11. Limitation of Liability

Axians shall be liable for claims for damages and for compensating lost expenses under the following conditions:

In full,

a) In cases of injury to life, body, or health;

b) Under the Product Liability Act;

c) If damages are caused intentionally or in case of problems with guaranteed properties;

d) If damages are caused through gross negligence;

Otherwise, liability shall be limited to 30% of compensation for the service related to the damages, and to a further maximum of 100,000 EUR per incident, or to a total of 250,000 EUR from the relevant agreement.

Axians’ liability – except in the cases of a) to c) – for indirect or subsequent damages such as lost profits, downtimes, pecuniary losses, lost data, or damaged data, shall be excluded.

Liability claims – except in the cases of a) to c) – shall expire one year after the start of the statutory expiration period.

12. Confidentiality / data privacy

12.1 The customer hereby undertakes to treat all data and information from Axians received in conjunction with carrying out individual agreements as confidential for an unlimited term, and to only use it for the purpose of carrying out the individual agreement. The confidentiality obligation shall not apply to information that is (1) already publicly known upon transmission or was known to the customer (2) becomes publicly known after its transmission by the customer or third parties without culpability, (3) is independently developed by the customer without using Axians company secrets, or (4) must be published by law, official disposition, or court decision – if the customer informs Axians of this promptly and supports Axians in defending against such dispositions or decisions.

12.2 Axians complies with data privacy regulations, in particular if Axians is granted access to a customer's company, hardware, or software. Axians does not intend to process or use personal data on behalf of the customer. On the contrary, personal data is only transferred in exceptional cases and as a side effect of our performance of Axians’ contractual services. Axians handles personal data in accordance with data privacy law regulations and contract processing agreements concluded.

12.3 The customer shall not grant Axians access to personal information of affected parties unless this is necessary to achieve the purpose of the agreement. In such cases, the customer shall encrypt the personal information in such a manner that it cannot be associated with any affected party.

13. Export

If a domestic purchaser delivers the goods internationally, the customer is responsible for reviewing whether the exported goods are subject to restrictions under the German Foreign Trade & Payments Act, the EU Dual Use Ordinance, or US foreign trade law.

14. Reference customer list

The customer grants Axians the right to include its name in a list of reference customers. Axians may use the name for advertising purposes, either verbally or written, including electronically, in restricted or publicly accessible media, at any time, in order to refer to our collaboration. However, Axians may only do so in an appropriate manner reasonable for the customer. The same applies to any images of the company logo / management logo.

15. General

15.1 The customer may only assign their rights resulting from a business relationship with Axians with Axians’ written consent. The customer is only entitled to offset a recognized or legally established counter-claim against the claim for the purchase price, unless the customer asserts rights due to a defect.

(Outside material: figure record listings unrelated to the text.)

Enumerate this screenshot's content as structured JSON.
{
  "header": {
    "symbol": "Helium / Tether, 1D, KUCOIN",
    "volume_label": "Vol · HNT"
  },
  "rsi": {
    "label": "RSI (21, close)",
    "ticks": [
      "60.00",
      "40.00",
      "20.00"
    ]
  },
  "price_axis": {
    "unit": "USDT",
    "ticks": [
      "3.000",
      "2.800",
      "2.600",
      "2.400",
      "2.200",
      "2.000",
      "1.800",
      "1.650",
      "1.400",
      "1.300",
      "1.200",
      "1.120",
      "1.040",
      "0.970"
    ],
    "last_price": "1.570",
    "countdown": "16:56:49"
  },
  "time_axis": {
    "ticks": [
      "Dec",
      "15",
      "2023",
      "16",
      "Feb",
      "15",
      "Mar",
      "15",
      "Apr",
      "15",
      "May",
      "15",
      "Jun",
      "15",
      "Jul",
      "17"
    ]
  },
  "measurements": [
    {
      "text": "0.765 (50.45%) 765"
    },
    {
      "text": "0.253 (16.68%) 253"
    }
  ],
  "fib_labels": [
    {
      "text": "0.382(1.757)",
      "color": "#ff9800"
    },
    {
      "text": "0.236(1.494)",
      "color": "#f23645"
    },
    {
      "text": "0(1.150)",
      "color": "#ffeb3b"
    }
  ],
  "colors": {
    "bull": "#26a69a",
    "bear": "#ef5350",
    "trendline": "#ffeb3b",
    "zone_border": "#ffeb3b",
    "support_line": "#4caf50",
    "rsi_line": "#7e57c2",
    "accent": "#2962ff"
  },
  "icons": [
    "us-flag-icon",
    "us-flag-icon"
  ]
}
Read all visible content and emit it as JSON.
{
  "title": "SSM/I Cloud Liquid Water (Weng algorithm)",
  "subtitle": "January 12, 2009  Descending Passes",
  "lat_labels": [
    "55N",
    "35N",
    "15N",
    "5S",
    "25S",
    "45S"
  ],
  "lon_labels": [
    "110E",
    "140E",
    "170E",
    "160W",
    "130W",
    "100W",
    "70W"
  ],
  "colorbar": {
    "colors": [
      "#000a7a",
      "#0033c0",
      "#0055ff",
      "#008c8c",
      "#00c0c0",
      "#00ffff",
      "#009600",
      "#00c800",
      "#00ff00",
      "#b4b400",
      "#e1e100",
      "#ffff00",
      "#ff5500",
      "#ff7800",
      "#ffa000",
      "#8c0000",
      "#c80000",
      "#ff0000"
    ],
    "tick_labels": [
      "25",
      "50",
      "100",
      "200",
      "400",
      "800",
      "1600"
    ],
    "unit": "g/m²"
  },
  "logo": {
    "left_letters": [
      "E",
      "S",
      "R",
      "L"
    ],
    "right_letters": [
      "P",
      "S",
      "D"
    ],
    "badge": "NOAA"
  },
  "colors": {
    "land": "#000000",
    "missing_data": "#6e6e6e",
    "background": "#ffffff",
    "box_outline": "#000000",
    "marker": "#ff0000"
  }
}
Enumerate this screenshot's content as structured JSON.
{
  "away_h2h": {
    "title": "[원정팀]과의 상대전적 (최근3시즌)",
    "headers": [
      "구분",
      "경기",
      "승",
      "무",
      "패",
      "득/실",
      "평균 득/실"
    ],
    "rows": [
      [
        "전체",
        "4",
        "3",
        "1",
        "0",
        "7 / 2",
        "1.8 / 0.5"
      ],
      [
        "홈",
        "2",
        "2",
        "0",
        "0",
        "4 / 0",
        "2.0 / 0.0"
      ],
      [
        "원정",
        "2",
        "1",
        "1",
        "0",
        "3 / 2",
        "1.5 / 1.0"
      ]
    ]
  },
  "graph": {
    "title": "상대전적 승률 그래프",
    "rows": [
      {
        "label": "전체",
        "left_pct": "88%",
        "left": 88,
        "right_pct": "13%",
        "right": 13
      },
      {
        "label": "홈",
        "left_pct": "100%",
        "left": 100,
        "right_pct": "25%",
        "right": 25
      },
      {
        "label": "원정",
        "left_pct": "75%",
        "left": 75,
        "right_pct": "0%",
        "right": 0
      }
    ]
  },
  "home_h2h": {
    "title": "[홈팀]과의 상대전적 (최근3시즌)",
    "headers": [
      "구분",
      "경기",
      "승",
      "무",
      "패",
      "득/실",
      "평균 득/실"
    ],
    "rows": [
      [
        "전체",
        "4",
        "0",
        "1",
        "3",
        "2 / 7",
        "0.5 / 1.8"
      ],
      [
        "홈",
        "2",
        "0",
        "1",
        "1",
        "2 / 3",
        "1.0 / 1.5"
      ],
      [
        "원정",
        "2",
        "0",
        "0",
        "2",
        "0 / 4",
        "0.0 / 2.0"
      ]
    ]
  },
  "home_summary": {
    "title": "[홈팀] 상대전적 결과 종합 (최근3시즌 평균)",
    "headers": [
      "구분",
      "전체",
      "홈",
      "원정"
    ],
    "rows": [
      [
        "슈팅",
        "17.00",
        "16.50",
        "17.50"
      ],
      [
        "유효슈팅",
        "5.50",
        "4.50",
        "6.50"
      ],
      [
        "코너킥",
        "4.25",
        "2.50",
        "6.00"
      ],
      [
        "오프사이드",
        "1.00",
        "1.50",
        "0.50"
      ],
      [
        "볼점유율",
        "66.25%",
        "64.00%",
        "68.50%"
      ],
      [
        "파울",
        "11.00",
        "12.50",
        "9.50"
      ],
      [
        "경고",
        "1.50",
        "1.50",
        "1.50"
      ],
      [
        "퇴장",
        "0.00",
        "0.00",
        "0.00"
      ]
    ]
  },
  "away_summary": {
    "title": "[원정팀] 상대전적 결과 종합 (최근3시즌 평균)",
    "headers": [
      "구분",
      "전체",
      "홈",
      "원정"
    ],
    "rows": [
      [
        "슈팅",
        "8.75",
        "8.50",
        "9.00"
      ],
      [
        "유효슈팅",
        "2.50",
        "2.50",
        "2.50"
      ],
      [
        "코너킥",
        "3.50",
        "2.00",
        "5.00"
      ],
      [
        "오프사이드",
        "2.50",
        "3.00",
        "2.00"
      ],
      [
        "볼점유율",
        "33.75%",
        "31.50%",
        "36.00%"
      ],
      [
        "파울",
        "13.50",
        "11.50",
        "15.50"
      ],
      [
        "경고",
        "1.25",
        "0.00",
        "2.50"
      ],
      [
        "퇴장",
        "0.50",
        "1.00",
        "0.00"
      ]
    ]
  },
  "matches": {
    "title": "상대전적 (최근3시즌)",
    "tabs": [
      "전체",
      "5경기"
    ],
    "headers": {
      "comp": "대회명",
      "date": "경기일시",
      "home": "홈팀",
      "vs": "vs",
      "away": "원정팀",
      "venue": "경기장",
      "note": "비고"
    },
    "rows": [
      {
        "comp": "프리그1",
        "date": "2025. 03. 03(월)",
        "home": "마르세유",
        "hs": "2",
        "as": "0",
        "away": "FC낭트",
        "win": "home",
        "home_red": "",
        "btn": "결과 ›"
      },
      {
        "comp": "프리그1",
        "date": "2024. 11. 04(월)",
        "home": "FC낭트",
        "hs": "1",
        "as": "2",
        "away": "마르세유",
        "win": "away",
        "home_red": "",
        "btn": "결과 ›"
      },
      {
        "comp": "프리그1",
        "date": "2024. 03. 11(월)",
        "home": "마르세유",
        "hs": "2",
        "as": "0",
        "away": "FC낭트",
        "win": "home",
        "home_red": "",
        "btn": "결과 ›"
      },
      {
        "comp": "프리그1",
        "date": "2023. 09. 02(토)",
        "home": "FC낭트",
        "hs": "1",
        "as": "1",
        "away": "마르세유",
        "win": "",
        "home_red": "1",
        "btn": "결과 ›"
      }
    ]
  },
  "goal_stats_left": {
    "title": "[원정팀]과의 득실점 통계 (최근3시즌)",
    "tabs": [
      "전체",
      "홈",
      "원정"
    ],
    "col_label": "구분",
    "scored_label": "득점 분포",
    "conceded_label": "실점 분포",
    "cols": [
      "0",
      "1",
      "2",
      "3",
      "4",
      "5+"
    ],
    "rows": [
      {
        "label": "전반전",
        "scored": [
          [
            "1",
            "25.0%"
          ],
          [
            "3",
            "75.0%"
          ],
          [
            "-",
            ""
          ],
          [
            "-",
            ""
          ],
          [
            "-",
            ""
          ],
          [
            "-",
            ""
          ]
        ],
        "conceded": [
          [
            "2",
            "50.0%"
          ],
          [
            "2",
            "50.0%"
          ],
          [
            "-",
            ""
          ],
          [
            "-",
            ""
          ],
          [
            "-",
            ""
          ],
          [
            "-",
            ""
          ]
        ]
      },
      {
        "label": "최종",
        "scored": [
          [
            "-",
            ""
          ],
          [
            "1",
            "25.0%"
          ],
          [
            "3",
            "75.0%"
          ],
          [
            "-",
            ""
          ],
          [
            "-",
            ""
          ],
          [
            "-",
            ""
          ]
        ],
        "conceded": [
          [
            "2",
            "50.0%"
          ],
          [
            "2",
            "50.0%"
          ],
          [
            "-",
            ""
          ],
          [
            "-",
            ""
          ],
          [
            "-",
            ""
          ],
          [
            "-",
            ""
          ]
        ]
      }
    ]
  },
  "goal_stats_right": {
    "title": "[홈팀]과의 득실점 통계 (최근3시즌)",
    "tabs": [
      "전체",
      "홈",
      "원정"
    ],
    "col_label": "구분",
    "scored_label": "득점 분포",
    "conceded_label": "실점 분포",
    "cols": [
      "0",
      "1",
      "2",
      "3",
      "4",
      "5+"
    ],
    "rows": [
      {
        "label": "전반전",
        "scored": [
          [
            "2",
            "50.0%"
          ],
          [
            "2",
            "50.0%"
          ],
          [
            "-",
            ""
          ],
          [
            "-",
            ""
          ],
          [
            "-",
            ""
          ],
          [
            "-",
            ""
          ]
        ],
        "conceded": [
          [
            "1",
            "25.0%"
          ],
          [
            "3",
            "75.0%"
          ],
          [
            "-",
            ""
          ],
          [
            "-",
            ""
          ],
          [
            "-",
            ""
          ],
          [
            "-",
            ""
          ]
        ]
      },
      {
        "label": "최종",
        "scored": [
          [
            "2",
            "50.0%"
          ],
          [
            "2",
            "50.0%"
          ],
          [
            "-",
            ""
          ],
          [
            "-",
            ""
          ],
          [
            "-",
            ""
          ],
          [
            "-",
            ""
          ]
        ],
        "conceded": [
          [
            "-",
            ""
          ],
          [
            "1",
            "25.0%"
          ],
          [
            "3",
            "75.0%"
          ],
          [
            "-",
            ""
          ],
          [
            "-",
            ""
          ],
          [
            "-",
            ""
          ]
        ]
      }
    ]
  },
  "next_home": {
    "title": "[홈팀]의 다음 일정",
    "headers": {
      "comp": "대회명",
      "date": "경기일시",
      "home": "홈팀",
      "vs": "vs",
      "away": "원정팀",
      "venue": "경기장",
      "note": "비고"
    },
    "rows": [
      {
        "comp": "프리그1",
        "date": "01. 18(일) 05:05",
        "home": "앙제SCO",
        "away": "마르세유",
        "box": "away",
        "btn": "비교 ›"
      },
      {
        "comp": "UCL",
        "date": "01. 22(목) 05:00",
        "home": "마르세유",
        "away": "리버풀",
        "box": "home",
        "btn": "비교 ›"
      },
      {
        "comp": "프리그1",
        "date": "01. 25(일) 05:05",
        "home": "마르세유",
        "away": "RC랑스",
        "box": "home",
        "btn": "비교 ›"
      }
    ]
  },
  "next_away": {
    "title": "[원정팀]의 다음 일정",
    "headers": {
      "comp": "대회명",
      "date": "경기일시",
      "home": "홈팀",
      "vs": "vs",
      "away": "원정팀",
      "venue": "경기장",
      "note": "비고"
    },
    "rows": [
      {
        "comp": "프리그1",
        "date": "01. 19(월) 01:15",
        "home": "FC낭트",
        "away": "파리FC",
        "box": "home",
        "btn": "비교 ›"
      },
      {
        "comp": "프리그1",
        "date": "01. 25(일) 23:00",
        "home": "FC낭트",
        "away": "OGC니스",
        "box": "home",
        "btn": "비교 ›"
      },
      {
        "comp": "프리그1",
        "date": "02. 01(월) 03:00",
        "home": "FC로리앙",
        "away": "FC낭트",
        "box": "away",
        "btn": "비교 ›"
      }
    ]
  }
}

15.2 In case of differences of opinion and disputes in conjunction with the agreement, the parties will attempt to come to a joint solution.

15.3 If a provision of this Agreement is or becomes invalid, this shall not affect the legal validity of the remaining clauses. A valid provision coming as close as possible to the economic purpose pursued by the parties will be considered agreed in place of the invalid provision.

15.4 Conclusion of the agreement and later contractual amendments and supplements shall require the written form to be valid. This also applies to amendments to this clause. No oral ancillary agreements have been made.

15.5 The exclusive place of jurisdiction shall be Ulm. German law shall apply, with the exclusion of UN sales law (CISG).